Recent study showed that incubation with both AG and DAG, in differentiating omental adipocytes, significantly increased PPAR-γ and SREBP1 mRNA levels, as well as several fat storage–related proteins, including acetyl-CoA carboxylase (ACC), fatty acid synthase (FAS), lipoprotein lipase (LPL) and perilipin [33]. Consequently, both the ghrelin forms may play a role in excessive fat accumulation in obesity and thereby NAFLD.

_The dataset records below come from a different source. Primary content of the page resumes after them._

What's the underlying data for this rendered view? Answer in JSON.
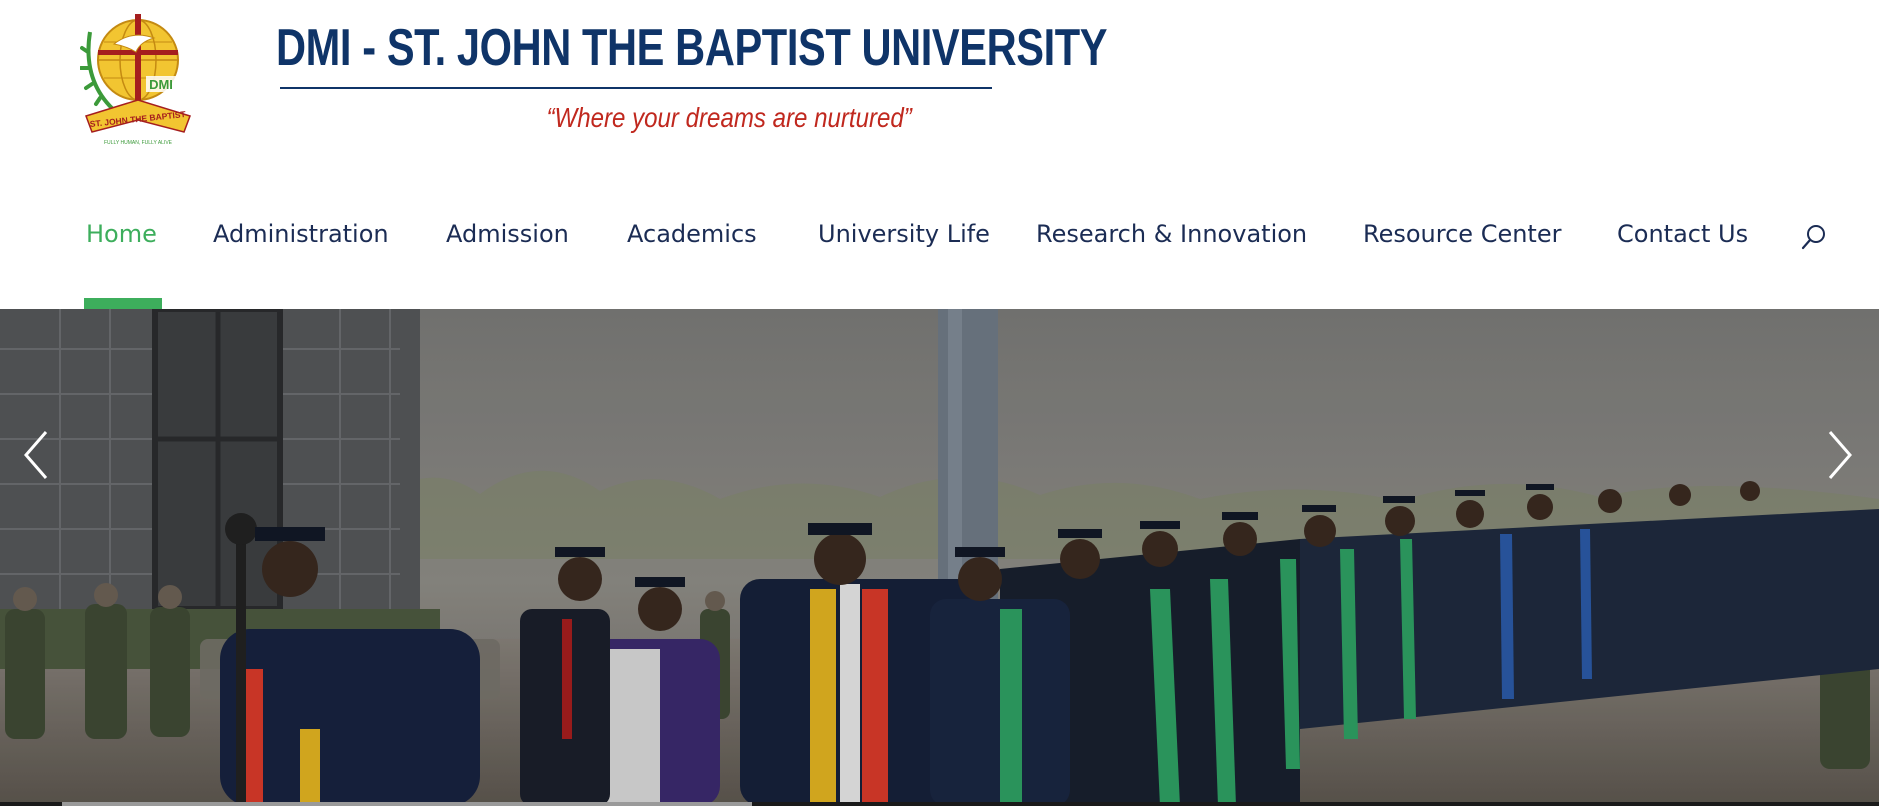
{
  "header": {
    "university_name": "DMI - ST. JOHN THE BAPTIST UNIVERSITY",
    "tagline": "“Where your dreams are nurtured”",
    "seal": {
      "ring_text": "ST. JOHN THE BAPTIST",
      "badge_text": "DMI",
      "motto": "FULLY HUMAN, FULLY ALIVE"
    }
  },
  "nav": {
    "items": [
      {
        "label": "Home",
        "active": true
      },
      {
        "label": "Administration",
        "active": false
      },
      {
        "label": "Admission",
        "active": false
      },
      {
        "label": "Academics",
        "active": false
      },
      {
        "label": "University Life",
        "active": false
      },
      {
        "label": "Research & Innovation",
        "active": false
      },
      {
        "label": "Resource Center",
        "active": false
      },
      {
        "label": "Contact Us",
        "active": false
      }
    ],
    "search_icon": "search-icon"
  },
  "hero": {
    "slide_alt": "graduation-procession-photo",
    "prev_icon": "chevron-left-icon",
    "next_icon": "chevron-right-icon",
    "progress": 0.38
  },
  "colors": {
    "brand_navy": "#0f3468",
    "tagline_red": "#c0281e",
    "accent_green": "#3dae5c",
    "nav_text": "#1b2c54"
  }
}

Also in state of NAFLD elevated concentrations and systemic availability FFA may promote increased ghrelin acylation which recognized as one of putative mechanisms for the elevated circulating AG [34]. Nishi et al. report that ingestion of either medium-chain fatty acids (MCFAs) or medium-chain triacylglycerols (MCTs) increased the stomach concentrations of AG without changing the total (acyl- and des-acyl) ghrelin amounts in mice [35]. Interestingly, Yang et al. [36] have recently identified a novel enzyme implicated in the n-octanoylation of ghrelin, namely GOAT (Ghelin O-Acyltransferase), that is expressed in the major ghrelin-secreting tissues. It seems plausible that obesity influences the expression and/or activity of this acyltransferase, leading to elevated plasma concentrations of AG.

Conclusion

In conclusion, our data indicate that relative AG excess is associated with NAFLD in T2D patients independently of IR, transaminases activity and TG levels. We first provided the assessment of diagnostic accuracy of AG for NAFLD diagnosis and distinguishing patients with different degree of transaminase activity and concluded high specificity (>90 %) with lower value of sensitivity (50–60 %). Furthermore investigations will be needed to elucidate whether dysregulation of ghrelin secretion profiles in NAFLD patients may influence the long-term metabolic outcomes.